Pada masa pemerintahan Abu Bakar, periwayatan hadits dilakukan dengan sangat hati-hati. Beliau merupakan sahabat Nabi yang pertama kali menunjukkan sikap kehati-hatiannya dalam meriwayatkan hadits.
Peristiwa yang terjadi disaat seorang nenek-nenek datang kepada Abu Bakar untuk mempermasalahkan warisan dari harta yang ditinggalkan cucunya. Menanggapi hal tersebut Abu Bakar berkomentar bahwa dia tidak pernah menemukan ketentuan tersebut dalam al-Qur’ān, sementara dia juga tidak pernah mendengar hadits Rasulullah tentang hal tersebut. Untuk mencari solusi dari masalah tersebut, kemudian Abu Bakar mempertanyakan kepada para sahabat lainnya. Disaat itulah tampil mughirah dengan mengatakan bahwa bagian seorang nenek atas warisan cucunya adalah 1/6. Beliau kemudian mengajukan persyaratan adanya saksi yang dapat mendukung kebenaran ucapan mughirah tersebut. Disaat itulah Muhammad ibn Maslamah memberikan kesaksiannya. Berdasarkan ungkapan Mughirah yang dikuatkan dengan kesaksian Maslamah itulah pada akhirnya Abu Bakar menerima riwayat tersebut dan berkenan memberikan bagian 1/6 kepada seorang nenek tersebut.

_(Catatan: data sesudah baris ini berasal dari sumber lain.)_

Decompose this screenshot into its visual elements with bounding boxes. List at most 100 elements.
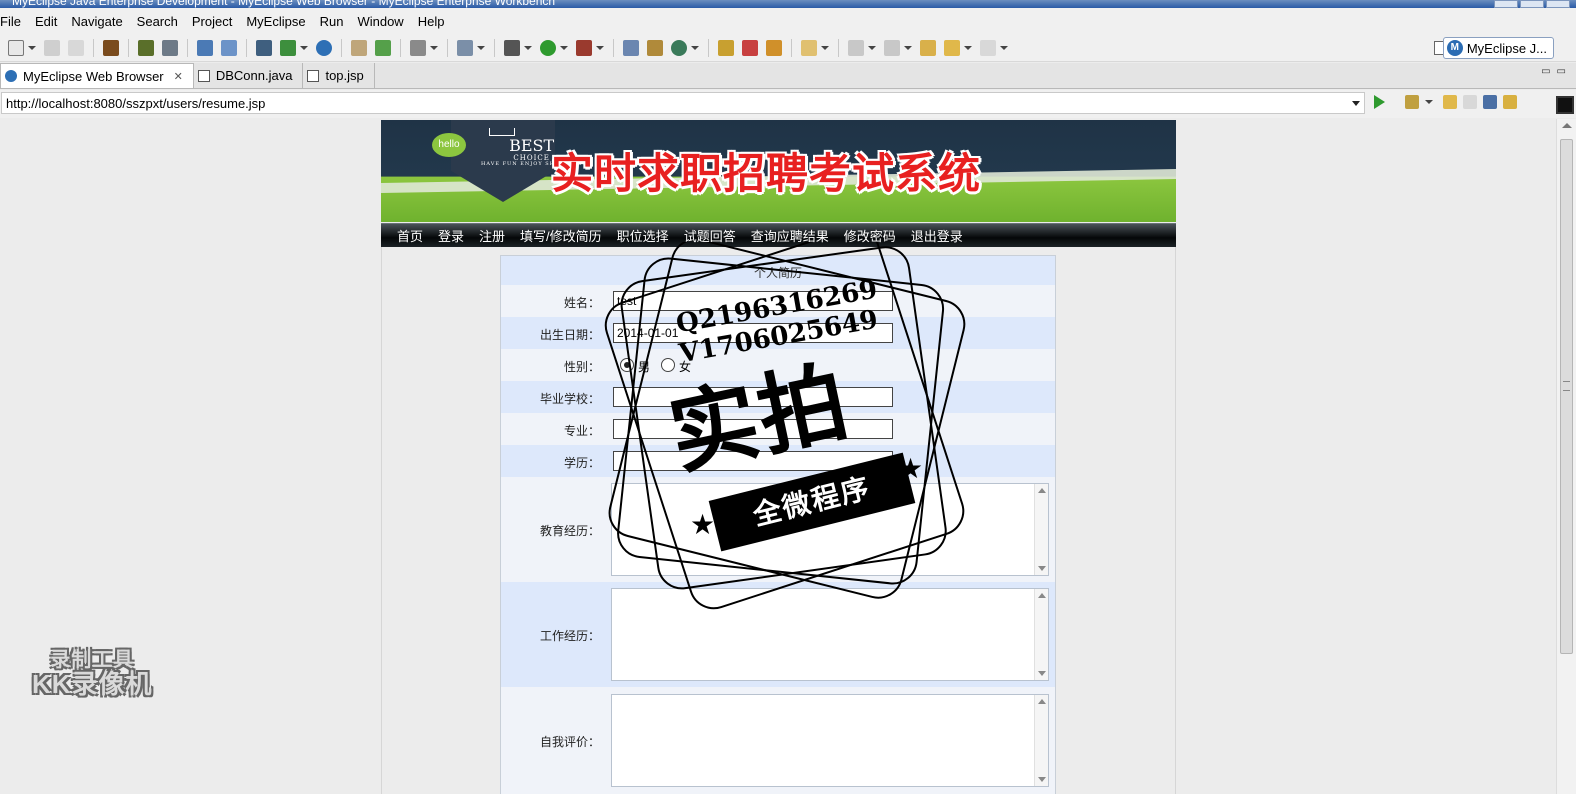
scroll-thumb[interactable] [1560, 139, 1573, 654]
back-arrow-icon[interactable] [944, 39, 960, 56]
menu-window[interactable]: Window [350, 14, 410, 29]
back-icon[interactable] [1443, 95, 1457, 109]
toolbar-separator [93, 38, 94, 57]
textarea-scrollbar[interactable] [1034, 589, 1048, 680]
recorder-watermark: 录制工具 KK录像机 [32, 650, 153, 698]
forward-icon[interactable] [1463, 95, 1477, 109]
close-window-button[interactable] [1546, 0, 1570, 8]
vertical-scrollbar[interactable] [1556, 119, 1576, 794]
open-type-icon[interactable] [718, 39, 734, 56]
wizard-icon[interactable] [457, 39, 473, 56]
wizard-dropdown-icon[interactable] [477, 45, 485, 50]
nav-register[interactable]: 注册 [479, 226, 505, 245]
server-icon[interactable] [162, 39, 178, 56]
url-history-dropdown-icon[interactable] [1352, 101, 1360, 106]
nav-edit-resume[interactable]: 填写/修改简历 [520, 226, 602, 245]
scroll-up-icon[interactable] [1562, 123, 1572, 128]
external-tools-icon[interactable] [576, 39, 592, 56]
run-icon[interactable] [540, 39, 556, 56]
next-annotation-icon[interactable] [848, 39, 864, 56]
screen-dropdown-icon[interactable] [430, 45, 438, 50]
view-controls[interactable]: ▭▭ [1541, 66, 1572, 77]
run-dropdown-icon[interactable] [560, 45, 568, 50]
scroll-down-icon[interactable] [1038, 777, 1046, 782]
forward-dropdown-icon[interactable] [1000, 45, 1008, 50]
scroll-down-icon[interactable] [1038, 671, 1046, 676]
close-icon[interactable]: ✕ [174, 70, 183, 83]
window-title: MyEclipse Java Enterprise Development - … [12, 0, 556, 8]
menu-help[interactable]: Help [411, 14, 452, 29]
nav-home[interactable]: 首页 [397, 226, 423, 245]
nav-login[interactable]: 登录 [438, 226, 464, 245]
new-icon[interactable] [8, 39, 24, 56]
add-file-icon[interactable] [375, 39, 391, 56]
folder-icon[interactable] [801, 39, 817, 56]
scroll-up-icon[interactable] [1038, 593, 1046, 598]
toolbar-separator [128, 38, 129, 57]
menu-file[interactable]: File [0, 14, 28, 29]
perspective-button[interactable]: M MyEclipse J... [1442, 37, 1554, 59]
search-icon[interactable] [766, 39, 782, 56]
textarea-scrollbar[interactable] [1034, 695, 1048, 786]
url-input[interactable]: http://localhost:8080/sszpxt/users/resum… [1, 92, 1365, 114]
run-server-dropdown-icon[interactable] [300, 45, 308, 50]
deploy-icon[interactable] [256, 39, 272, 56]
menu-myeclipse[interactable]: MyEclipse [239, 14, 312, 29]
save-all-icon[interactable] [68, 39, 84, 56]
new-wizard-dropdown-icon[interactable] [691, 45, 699, 50]
new-package-icon[interactable] [647, 39, 663, 56]
favorites-dropdown-icon[interactable] [1425, 100, 1433, 104]
menu-edit[interactable]: Edit [28, 14, 64, 29]
screen-icon[interactable] [410, 39, 426, 56]
back-dropdown-icon[interactable] [964, 45, 972, 50]
globe-icon[interactable] [316, 39, 332, 56]
tab-web-browser[interactable]: MyEclipse Web Browser ✕ [0, 63, 194, 88]
refresh-icon[interactable] [1503, 95, 1517, 109]
minimize-button[interactable] [1494, 0, 1518, 8]
favorites-icon[interactable] [1405, 95, 1419, 109]
scroll-up-icon[interactable] [1038, 488, 1046, 493]
new-dropdown-icon[interactable] [28, 45, 36, 50]
go-icon[interactable] [1374, 95, 1385, 109]
window-title-bar: MyEclipse Java Enterprise Development - … [0, 0, 1576, 8]
forward-arrow-icon[interactable] [980, 39, 996, 56]
hello-badge: hello [432, 133, 466, 157]
gear-bug-icon[interactable] [138, 39, 154, 56]
toolbar-separator [400, 38, 401, 57]
scroll-down-icon[interactable] [1038, 566, 1046, 571]
next-annotation-dropdown-icon[interactable] [868, 45, 876, 50]
package-icon[interactable] [103, 39, 119, 56]
maximize-button[interactable] [1520, 0, 1544, 8]
last-edit-icon[interactable] [920, 39, 936, 56]
menu-run[interactable]: Run [313, 14, 351, 29]
tab-dbconn-java[interactable]: DBConn.java [194, 63, 304, 88]
stop-icon[interactable] [1483, 95, 1497, 109]
open-task-icon[interactable] [742, 39, 758, 56]
external-tools-dropdown-icon[interactable] [596, 45, 604, 50]
new-wizard-icon[interactable] [671, 39, 687, 56]
java-file-icon [197, 69, 210, 82]
folder-dropdown-icon[interactable] [821, 45, 829, 50]
site-banner: hello BEST CHOICE HAVE FUN ENJOY SHOPPIN… [381, 120, 1176, 222]
debug-dropdown-icon[interactable] [524, 45, 532, 50]
self-textarea[interactable] [611, 694, 1049, 787]
textarea-scrollbar[interactable] [1034, 484, 1048, 575]
menu-navigate[interactable]: Navigate [64, 14, 129, 29]
scroll-up-icon[interactable] [1038, 699, 1046, 704]
debug-icon[interactable] [504, 39, 520, 56]
open-file-icon[interactable] [351, 39, 367, 56]
menu-project[interactable]: Project [185, 14, 239, 29]
star-icon: ★ [898, 453, 924, 484]
search-wand-icon[interactable] [221, 39, 237, 56]
save-icon[interactable] [44, 39, 60, 56]
previous-annotation-icon[interactable] [884, 39, 900, 56]
previous-annotation-dropdown-icon[interactable] [904, 45, 912, 50]
edit-wand-icon[interactable] [197, 39, 213, 56]
tab-label: top.jsp [325, 68, 364, 83]
new-class-icon[interactable] [623, 39, 639, 56]
toolbar-separator [708, 38, 709, 57]
run-server-icon[interactable] [280, 39, 296, 56]
menu-search[interactable]: Search [130, 14, 185, 29]
tab-top-jsp[interactable]: top.jsp [303, 63, 375, 88]
birth-label: 出生日期： [539, 328, 600, 342]
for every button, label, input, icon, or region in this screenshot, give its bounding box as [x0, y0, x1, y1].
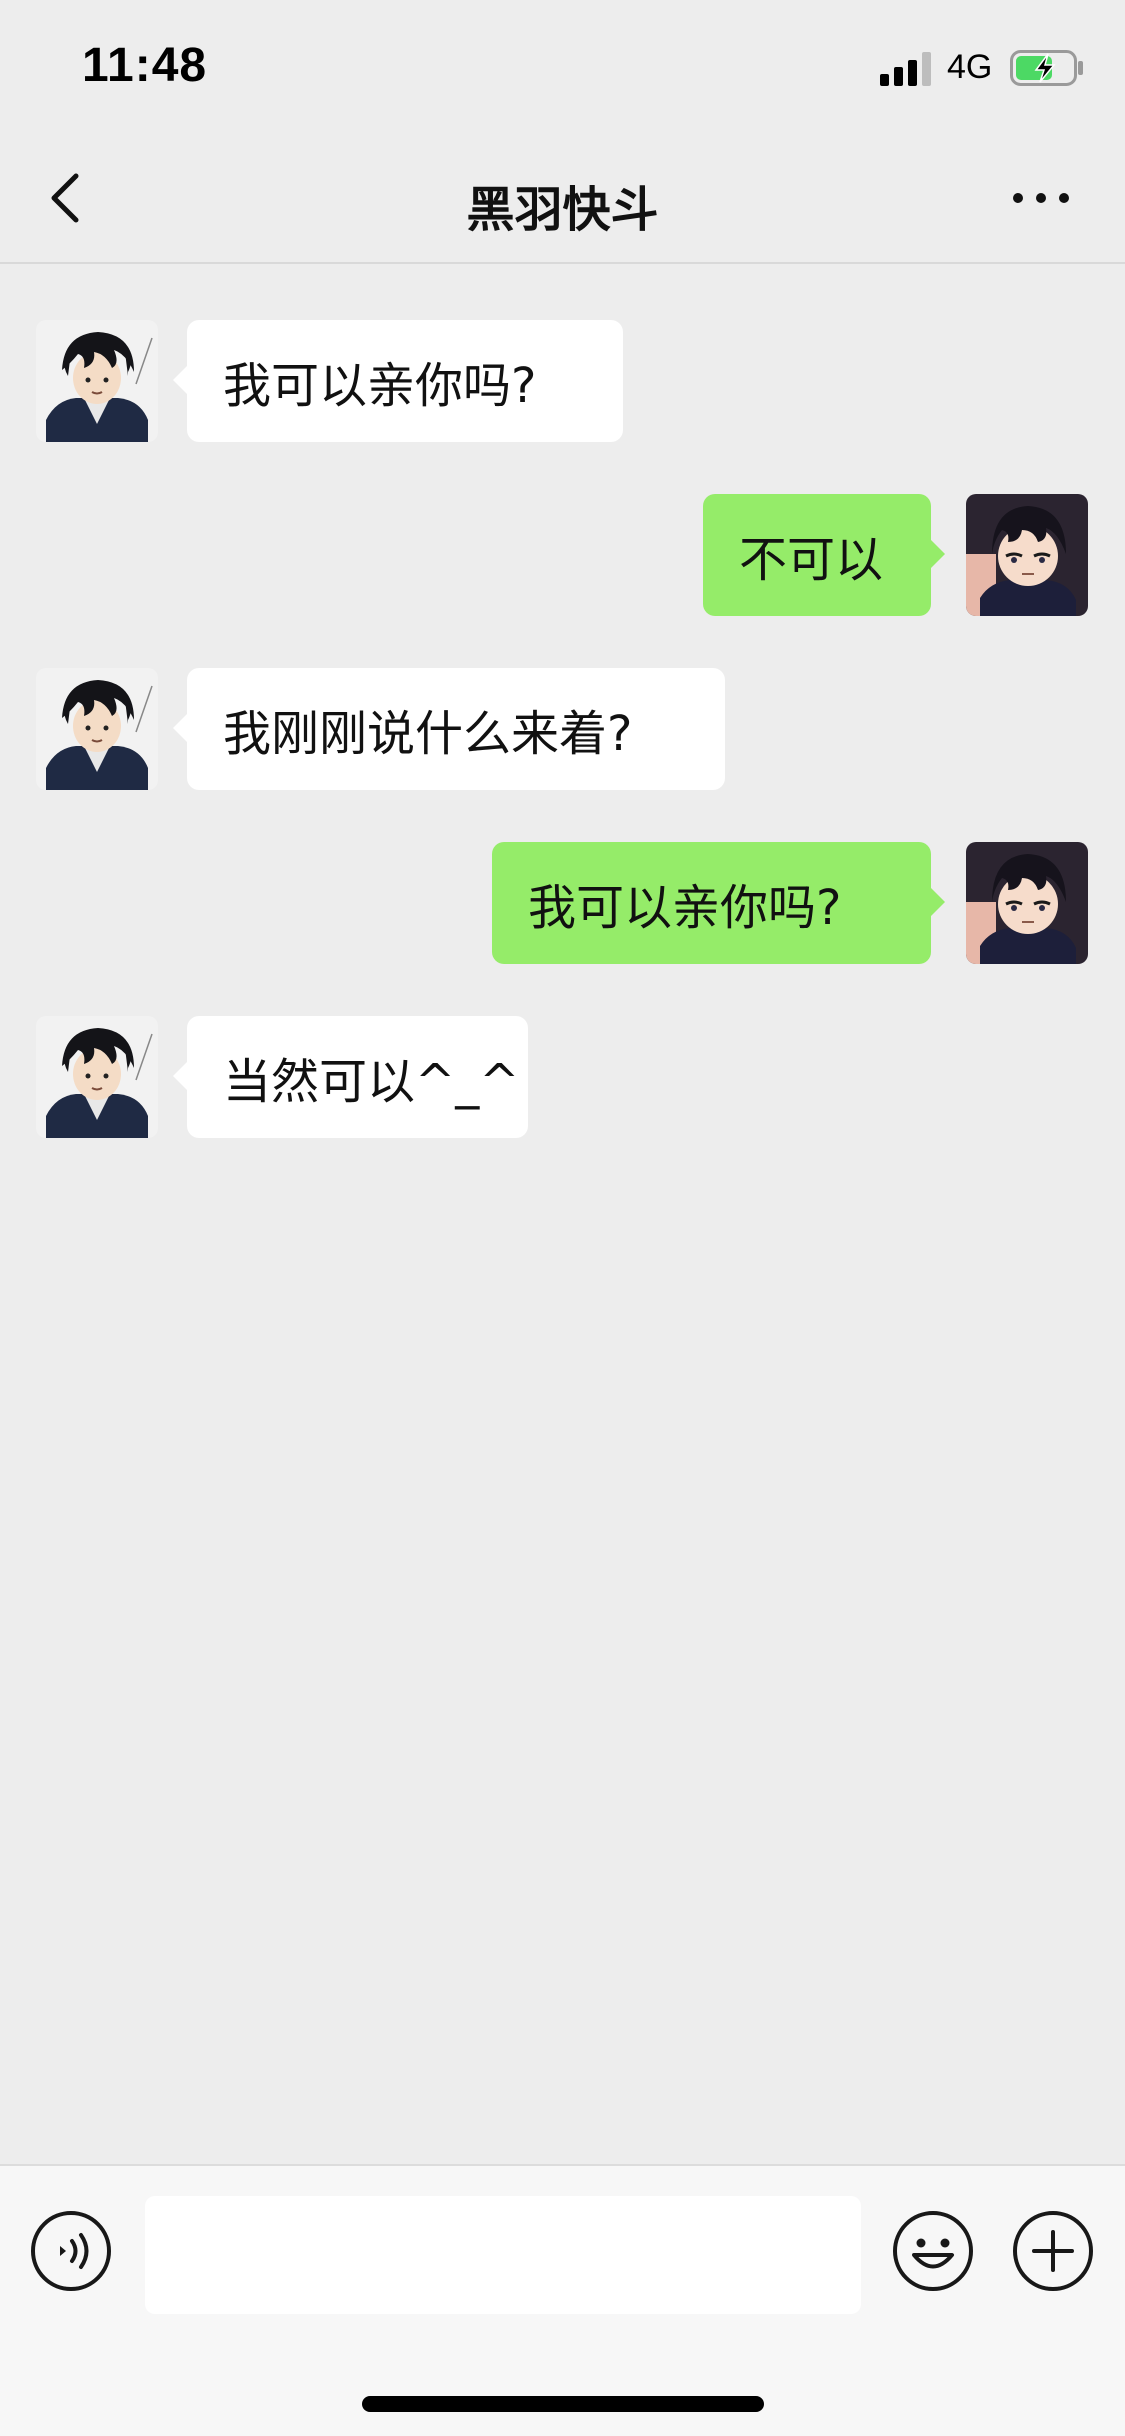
status-bar: 11:48 4G: [0, 0, 1125, 132]
voice-icon[interactable]: [30, 2210, 112, 2292]
message-row: 我刚刚说什么来着?: [0, 668, 1125, 792]
message-row: 我可以亲你吗?: [0, 842, 1125, 966]
battery-charging-icon: [1010, 50, 1083, 86]
message-text: 我可以亲你吗?: [528, 880, 842, 936]
outgoing-message-bubble[interactable]: 我可以亲你吗?: [492, 842, 945, 964]
my-avatar[interactable]: [966, 494, 1088, 616]
input-bar: [0, 2164, 1125, 2436]
more-dots-icon[interactable]: [1010, 188, 1072, 208]
outgoing-message-bubble[interactable]: 不可以: [703, 494, 945, 616]
message-input[interactable]: [145, 2196, 861, 2314]
message-row: 不可以: [0, 494, 1125, 618]
status-time: 11:48: [82, 39, 208, 92]
message-row: 我可以亲你吗?: [0, 320, 1125, 444]
network-label: 4G: [947, 48, 993, 86]
message-text: 当然可以^_^: [223, 1054, 520, 1110]
chat-title: 黑羽快斗: [466, 182, 659, 238]
emoji-icon[interactable]: [892, 2210, 974, 2292]
incoming-message-bubble[interactable]: 我刚刚说什么来着?: [173, 668, 725, 790]
signal-icon: [880, 52, 931, 86]
contact-avatar[interactable]: [36, 320, 158, 442]
add-icon[interactable]: [1012, 2210, 1094, 2292]
message-text: 我可以亲你吗?: [223, 358, 537, 414]
contact-avatar[interactable]: [36, 668, 158, 790]
message-text: 不可以: [739, 532, 884, 588]
my-avatar[interactable]: [966, 842, 1088, 964]
home-indicator: [362, 2396, 764, 2412]
incoming-message-bubble[interactable]: 我可以亲你吗?: [173, 320, 623, 442]
message-row: 当然可以^_^: [0, 1016, 1125, 1140]
contact-avatar[interactable]: [36, 1016, 158, 1138]
incoming-message-bubble[interactable]: 当然可以^_^: [173, 1016, 528, 1138]
message-text: 我刚刚说什么来着?: [223, 706, 633, 762]
chat-screen: 11:48 4G 黑羽快斗 我可以亲你吗? 不可以 我刚刚说什么来着? 我可以亲…: [0, 0, 1125, 2436]
nav-bar: 黑羽快斗: [0, 132, 1125, 264]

Dapat dipahami bahwa Abu Bakar dalam hal ini tidak semerta-merta dapat menerima begitu saja riwayat suatu hadits sebelum meneliti terlebih dahulu periwayatannya. Untuk membuktikan bahwa hadits tersebut benar-benar berasal dari Rasulullah SAW, beliau meminta kepada periwayat hadits untuk menghadirkan saksi. Tindakan hati-hati yang dilakukan oleh Abu Bakar juga diikuti oleh sahabat Umar bin Khathtab. Dalam hal ini beliau juga terkenal sebagai orang yang sangat berhati-hati didalam meriwayatkan sebuah hadits. Beliau tidak mau menerima suatu riwayat apabila tidak disaksikan oleh sahabat yang lainnya.
Kasus yang dihadapi Umar ibn Khathab, ketika suatu hari Abu Musa al-Asy'ari datang ke rumahnya. Namun Abu Musa kemudian kembali karena setelah mengetuk pintu dan mengucapkan salam tiga kali tidak ada sahutan. Melihat sikap yang demikian akhirnya Umar memanggil Abu Musa dan menanyakan mengapa bersikap demikian. Mendengar keterangan tersebut Umar tidak langsung mempercayainya, namun beliau meminta Abu Musa untuk mendatangkan seorang saksi yang membenarkan ucapannya itu.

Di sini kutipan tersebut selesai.